Description of problem: During live merge, when libvirt reports that the block commit block job is read for pivot, vdsm change the top volume to ILLEGAL before trying to pivot to the base volume. Changing the top volume to ILLEGAL is required to avoid data corruption in case the pivot was successful, but vdsm was killed before it could update metadata on storage. After successful pivot, the VM is using the base volume instead of the top volume, and new data may be written to the base volume. If you start the VM from the top volume, filesystem on the top volume is likely to be corrupted. However if the pivot failed (for example bug 1945635), and the VM is stopped starting the VM again will fail, and require manual fix of the top volume metadata. This is likely to lead to downtime and require support. When pivot failed, we know that the VM is still using the top volume, so there is no reason to keep the top volume as ILLEGAL. Change pivot flow to restore the top volume legal state. If pivot failed: - Get the current chain from libvirt - If the top volume is still in the chain, set top volume to LEGAL. If storage becomes inaccessible at this point restoring the volume LEGAL state will fail. The volume will be fixed on the next pivot attempt.
Hi Roman/Nir, pls provide a clear verification flow. Thanks.
I'm not sure we have a way to reproduce this issue. This happened in the past due to a bug in libvirt, and since the bug was fixed it should never happen. Simulating this in real system requires a way to inject errors in libvirt or qemu.
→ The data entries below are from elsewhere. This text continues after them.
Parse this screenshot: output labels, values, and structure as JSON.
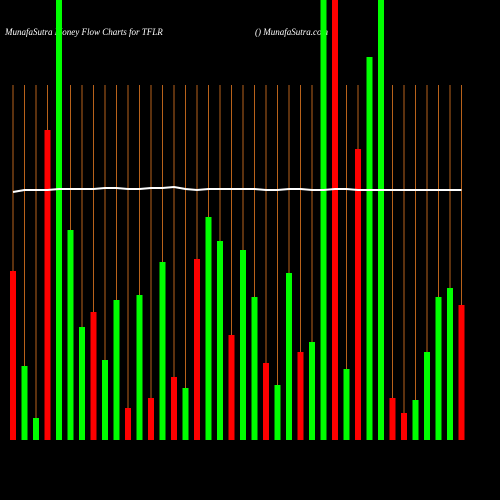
{
  "chart_data": {
    "type": "bar",
    "title": "MunafaSutra  Money Flow  Charts for TFLR",
    "subtitle": "() MunafaSutra.com",
    "categories": [
      null,
      null,
      null,
      null,
      null,
      null,
      null,
      null,
      null,
      null,
      null,
      null,
      null,
      null,
      null,
      null,
      null,
      null,
      null,
      null,
      null,
      null,
      null,
      null,
      null,
      null,
      null,
      null,
      null,
      null,
      null,
      null,
      null,
      null,
      null,
      null,
      null,
      null,
      null,
      null
    ],
    "values": [
      169,
      74,
      22,
      310,
      460,
      210,
      113,
      128,
      80,
      140,
      32,
      145,
      42,
      178,
      63,
      52,
      181,
      223,
      199,
      105,
      190,
      143,
      77,
      55,
      167,
      88,
      98,
      460,
      460,
      71,
      291,
      383,
      460,
      42,
      27,
      40,
      88,
      143,
      152,
      135
    ],
    "colors": [
      "#ff0000",
      "#00ff00",
      "#00ff00",
      "#ff0000",
      "#00ff00",
      "#00ff00",
      "#00ff00",
      "#ff0000",
      "#00ff00",
      "#00ff00",
      "#ff0000",
      "#00ff00",
      "#ff0000",
      "#00ff00",
      "#ff0000",
      "#00ff00",
      "#ff0000",
      "#00ff00",
      "#00ff00",
      "#ff0000",
      "#00ff00",
      "#00ff00",
      "#ff0000",
      "#00ff00",
      "#00ff00",
      "#ff0000",
      "#00ff00",
      "#00ff00",
      "#ff0000",
      "#00ff00",
      "#ff0000",
      "#00ff00",
      "#00ff00",
      "#ff0000",
      "#ff0000",
      "#00ff00",
      "#00ff00",
      "#00ff00",
      "#00ff00",
      "#ff0000"
    ],
    "line": {
      "color": "#ffffff",
      "values": [
        248,
        250,
        250,
        250,
        251,
        251,
        251,
        251,
        252,
        252,
        251,
        251,
        252,
        252,
        253,
        251,
        250,
        251,
        251,
        251,
        251,
        251,
        250,
        250,
        251,
        251,
        250,
        250,
        251,
        251,
        250,
        250,
        250,
        250,
        250,
        250,
        250,
        250,
        250,
        250
      ]
    },
    "ylim": [
      0,
      440
    ],
    "grid_color": "#b8621b"
  }
}
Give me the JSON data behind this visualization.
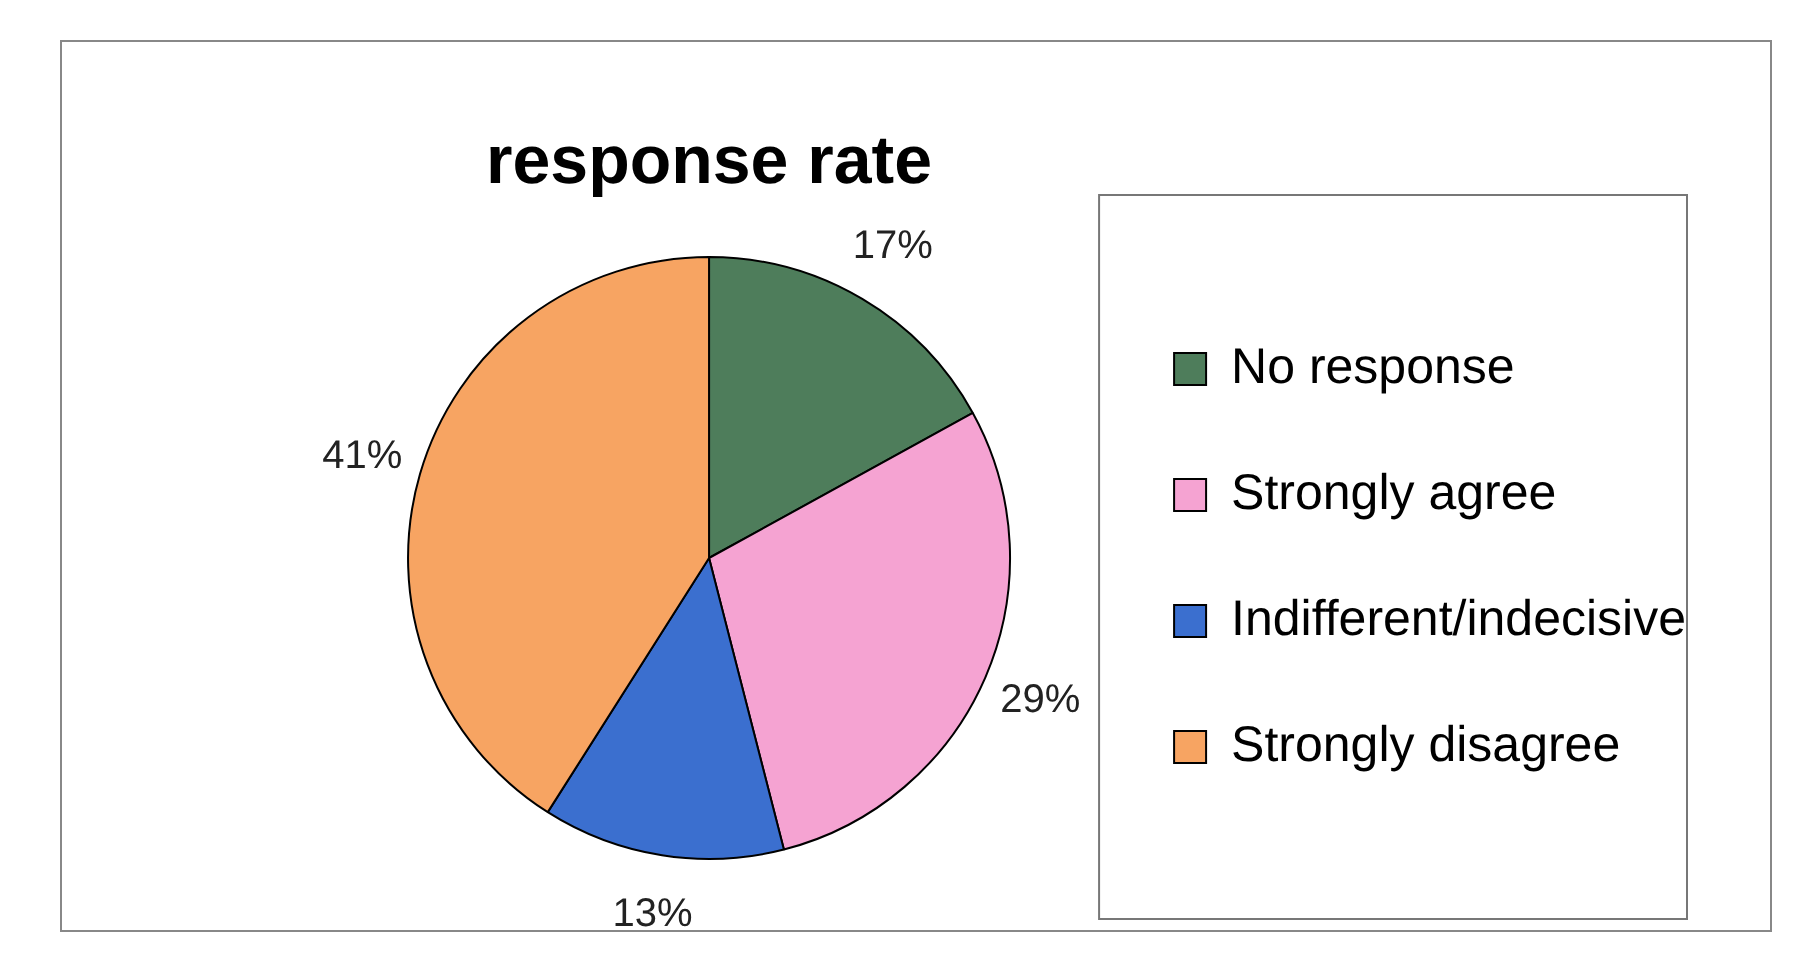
{
  "chart_data": {
    "type": "pie",
    "title": "response rate",
    "categories": [
      "No response",
      "Strongly agree",
      "Indifferent/indecisive",
      "Strongly disagree"
    ],
    "values": [
      17,
      29,
      13,
      41
    ],
    "colors": [
      "#4e7d5b",
      "#f5a3d2",
      "#3b6fcf",
      "#f7a462"
    ],
    "value_labels": [
      "17%",
      "29%",
      "13%",
      "41%"
    ],
    "legend": "right"
  }
}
Peter, do we have such capability?
No in this instance it's not possible to simulate the outcome there was due to the bug. The issue was that the job was completed properly, but then libvirt emitted the wrong state afterwards, so our APIs can't simulate that since the bug is now fixed.
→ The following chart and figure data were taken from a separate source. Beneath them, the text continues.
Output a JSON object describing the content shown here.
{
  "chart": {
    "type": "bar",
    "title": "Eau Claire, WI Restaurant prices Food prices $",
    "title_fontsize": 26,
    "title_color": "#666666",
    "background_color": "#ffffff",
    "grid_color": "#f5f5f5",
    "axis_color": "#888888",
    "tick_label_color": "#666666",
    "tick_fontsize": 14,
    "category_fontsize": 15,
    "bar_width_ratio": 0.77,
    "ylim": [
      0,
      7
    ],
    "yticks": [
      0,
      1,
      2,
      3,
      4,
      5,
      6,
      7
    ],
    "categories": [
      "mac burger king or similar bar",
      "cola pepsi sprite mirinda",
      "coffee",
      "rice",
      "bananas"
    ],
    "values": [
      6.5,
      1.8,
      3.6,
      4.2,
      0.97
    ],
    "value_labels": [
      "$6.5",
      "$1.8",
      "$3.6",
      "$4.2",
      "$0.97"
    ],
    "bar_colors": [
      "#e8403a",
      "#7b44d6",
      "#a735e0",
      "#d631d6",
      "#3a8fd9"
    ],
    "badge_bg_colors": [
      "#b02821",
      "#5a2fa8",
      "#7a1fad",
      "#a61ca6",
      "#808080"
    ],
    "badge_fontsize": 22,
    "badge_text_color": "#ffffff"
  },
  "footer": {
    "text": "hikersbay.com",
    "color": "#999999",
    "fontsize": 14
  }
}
Verified with automation regression tests of tier1-3 related with Live merge. Didn't detect any failures in the live merge tests related to this bug. Versions: vdsm vdsm-4.50.0.5-1.el8ev.x86_64 ovirt-engine ovirt-engine-4.5.0-582.gd548206.185.el8ev.noarch libvirt libvirt-8.0.0-2.module+el8.6.0+14025+ca131e0a.x86_64
This bugzilla is included in oVirt 4.5.0 release, published on April 20th 2022. Since the problem described in this bug report should be resolved in oVirt 4.5.0 release, it has been closed with a resolution of CURRENT RELEASE. If the solution does not work for you, please open a new bug report.